Kelsey Hightower 在 Go Time #114(2020 年)的「不受歡迎的觀點」片段:微服務並不能真正解決紀律問題——有不良代碼實踐的團隊只是生產了具有更糟糕運維開銷的分佈式單體。單體仍然是正確的默認值;只有在問題是真實的而非假設的時候才提取服務。
Key Points
- Root cause diagnosis: teams move to microservices to “find the discipline they never had” — but the discipline doesn’t come from the architecture, it comes from the team
- Distributed monolith anti-pattern: 50 services tightly coupled by shared state = monolith, but with network calls instead of function calls; worse observability, same coupling
- Tool adoption as cargo cult: Kubernetes, Prometheus, OpenTracing adopted because of buzz and spend, not because they solve a real problem
- Valid microservices use case: bank adds mobile banking API that needs different endpoints → new service connecting to existing infrastructure makes sense; extracting a new concern, not fragmenting an existing one
- Kelsey’s test: does the service make a new problem easier, or does it fragment a solved problem?
Insights
Hightower’s diagnosis is the clearest articulation of why microservices often fail: the discipline problem that drives teams to microservices (messy codebase, teams stepping on each other) isn’t solved by distribution — it’s solved by team discipline, code organization, and module boundaries.
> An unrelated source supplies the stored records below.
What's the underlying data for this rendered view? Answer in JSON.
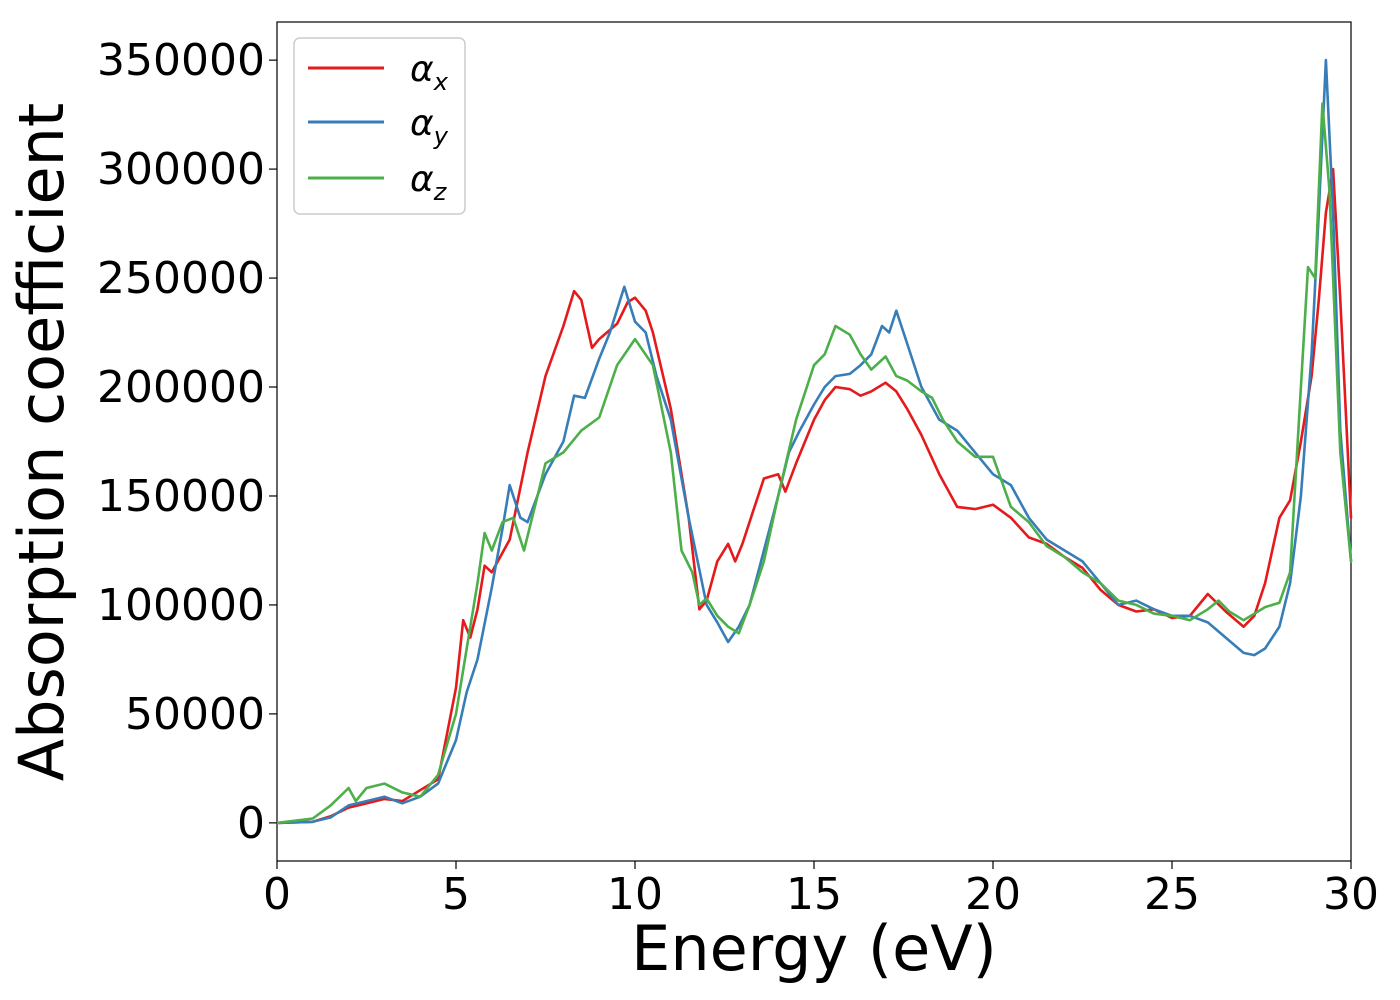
{
  "chart_data": {
    "type": "line",
    "xlabel": "Energy (eV)",
    "ylabel": "Absorption coefficient",
    "xlim": [
      0,
      30
    ],
    "ylim": [
      -17500,
      367500
    ],
    "xticks": [
      0,
      5,
      10,
      15,
      20,
      25,
      30
    ],
    "xtick_labels": [
      "0",
      "5",
      "10",
      "15",
      "20",
      "25",
      "30"
    ],
    "yticks": [
      0,
      50000,
      100000,
      150000,
      200000,
      250000,
      300000,
      350000
    ],
    "ytick_labels": [
      "0",
      "50000",
      "100000",
      "150000",
      "200000",
      "250000",
      "300000",
      "350000"
    ],
    "grid": false,
    "legend_position": "top-left",
    "series": [
      {
        "name": "α",
        "subscript": "x",
        "color": "#e41a1c",
        "x": [
          0,
          1,
          1.5,
          2,
          2.5,
          3,
          3.5,
          4,
          4.5,
          4.8,
          5,
          5.2,
          5.4,
          5.6,
          5.8,
          6,
          6.5,
          7,
          7.5,
          8,
          8.3,
          8.5,
          8.8,
          9,
          9.5,
          9.8,
          10,
          10.3,
          10.5,
          11,
          11.5,
          11.8,
          12,
          12.3,
          12.6,
          12.8,
          13,
          13.3,
          13.6,
          14,
          14.2,
          14.5,
          15,
          15.3,
          15.6,
          16,
          16.3,
          16.6,
          17,
          17.3,
          17.6,
          18,
          18.5,
          19,
          19.5,
          20,
          20.5,
          21,
          21.5,
          22,
          22.5,
          23,
          23.5,
          24,
          24.5,
          25,
          25.5,
          26,
          26.5,
          27,
          27.3,
          27.6,
          28,
          28.3,
          28.6,
          28.9,
          29.1,
          29.3,
          29.5,
          29.7,
          30
        ],
        "y": [
          0,
          500,
          3000,
          7000,
          9000,
          11000,
          10000,
          15000,
          20000,
          45000,
          62000,
          93000,
          85000,
          98000,
          118000,
          115000,
          130000,
          170000,
          205000,
          228000,
          244000,
          240000,
          218000,
          222000,
          229000,
          239000,
          241000,
          235000,
          225000,
          190000,
          140000,
          98000,
          102000,
          120000,
          128000,
          120000,
          128000,
          143000,
          158000,
          160000,
          152000,
          165000,
          185000,
          194000,
          200000,
          199000,
          196000,
          198000,
          202000,
          198000,
          190000,
          178000,
          160000,
          145000,
          144000,
          146000,
          140000,
          131000,
          128000,
          122000,
          117000,
          107000,
          100000,
          97000,
          98000,
          94000,
          95000,
          105000,
          97000,
          90000,
          95000,
          110000,
          140000,
          148000,
          175000,
          205000,
          240000,
          280000,
          300000,
          240000,
          140000
        ]
      },
      {
        "name": "α",
        "subscript": "y",
        "color": "#377eb8",
        "x": [
          0,
          1,
          1.5,
          2,
          2.5,
          3,
          3.5,
          4,
          4.5,
          5,
          5.3,
          5.6,
          6,
          6.3,
          6.5,
          6.8,
          7,
          7.5,
          8,
          8.3,
          8.6,
          9,
          9.3,
          9.7,
          10,
          10.3,
          10.6,
          11,
          11.5,
          12,
          12.3,
          12.6,
          12.9,
          13.2,
          13.6,
          14,
          14.3,
          14.6,
          15,
          15.3,
          15.6,
          16,
          16.3,
          16.6,
          16.9,
          17.1,
          17.3,
          17.6,
          18,
          18.5,
          19,
          19.5,
          20,
          20.5,
          21,
          21.5,
          22,
          22.5,
          23,
          23.5,
          24,
          24.5,
          25,
          25.5,
          26,
          26.5,
          27,
          27.3,
          27.6,
          28,
          28.3,
          28.6,
          28.9,
          29.1,
          29.3,
          29.5,
          29.7,
          30
        ],
        "y": [
          0,
          500,
          2500,
          8000,
          10000,
          12000,
          9000,
          12000,
          18000,
          38000,
          60000,
          75000,
          108000,
          135000,
          155000,
          140000,
          138000,
          160000,
          175000,
          196000,
          195000,
          213000,
          225000,
          246000,
          230000,
          225000,
          205000,
          185000,
          140000,
          100000,
          92000,
          83000,
          90000,
          100000,
          125000,
          150000,
          170000,
          180000,
          192000,
          200000,
          205000,
          206000,
          210000,
          215000,
          228000,
          225000,
          235000,
          220000,
          200000,
          185000,
          180000,
          170000,
          160000,
          155000,
          140000,
          130000,
          125000,
          120000,
          110000,
          100000,
          102000,
          98000,
          95000,
          95000,
          92000,
          85000,
          78000,
          77000,
          80000,
          90000,
          110000,
          150000,
          215000,
          280000,
          350000,
          280000,
          180000,
          120000
        ]
      },
      {
        "name": "α",
        "subscript": "z",
        "color": "#4daf4a",
        "x": [
          0,
          1,
          1.5,
          2,
          2.2,
          2.5,
          3,
          3.5,
          4,
          4.5,
          5,
          5.3,
          5.6,
          5.8,
          6,
          6.3,
          6.6,
          6.9,
          7.2,
          7.5,
          8,
          8.5,
          9,
          9.5,
          10,
          10.5,
          11,
          11.3,
          11.6,
          11.8,
          12,
          12.3,
          12.6,
          12.9,
          13.2,
          13.6,
          14,
          14.5,
          15,
          15.3,
          15.6,
          16,
          16.3,
          16.6,
          17,
          17.3,
          17.6,
          18,
          18.3,
          18.6,
          19,
          19.5,
          20,
          20.5,
          21,
          21.5,
          22,
          22.5,
          23,
          23.5,
          24,
          24.5,
          25,
          25.5,
          26,
          26.3,
          26.6,
          27,
          27.3,
          27.6,
          28,
          28.3,
          28.6,
          28.8,
          29,
          29.2,
          29.4,
          29.7,
          30
        ],
        "y": [
          0,
          2000,
          8000,
          16000,
          10000,
          16000,
          18000,
          14000,
          12000,
          22000,
          50000,
          80000,
          110000,
          133000,
          125000,
          138000,
          140000,
          125000,
          145000,
          165000,
          170000,
          180000,
          186000,
          210000,
          222000,
          210000,
          170000,
          125000,
          115000,
          100000,
          103000,
          95000,
          90000,
          87000,
          100000,
          120000,
          150000,
          185000,
          210000,
          215000,
          228000,
          224000,
          215000,
          208000,
          214000,
          205000,
          203000,
          198000,
          195000,
          185000,
          175000,
          168000,
          168000,
          145000,
          138000,
          127000,
          122000,
          115000,
          110000,
          102000,
          100000,
          96000,
          95000,
          93000,
          98000,
          102000,
          97000,
          93000,
          96000,
          99000,
          101000,
          115000,
          200000,
          255000,
          250000,
          330000,
          290000,
          170000,
          120000
        ]
      }
    ]
  }
}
Distribution adds new failure modes. The “distributed monolith” term captures the failure mode perfectly: you get the complexity of microservices and the coupling of a monolith simultaneously. The “driving new spend” observation is cynical but accurate about the economics of enterprise architecture trends.
Connections
Raw Excerpt
What they end up doing is creating 50 deployables, but it’s really a distributed monolith. It’s the same thing, but instead of function calls and class instantiation, they’re initiating things and throwing it over a network and hoping that it comes back.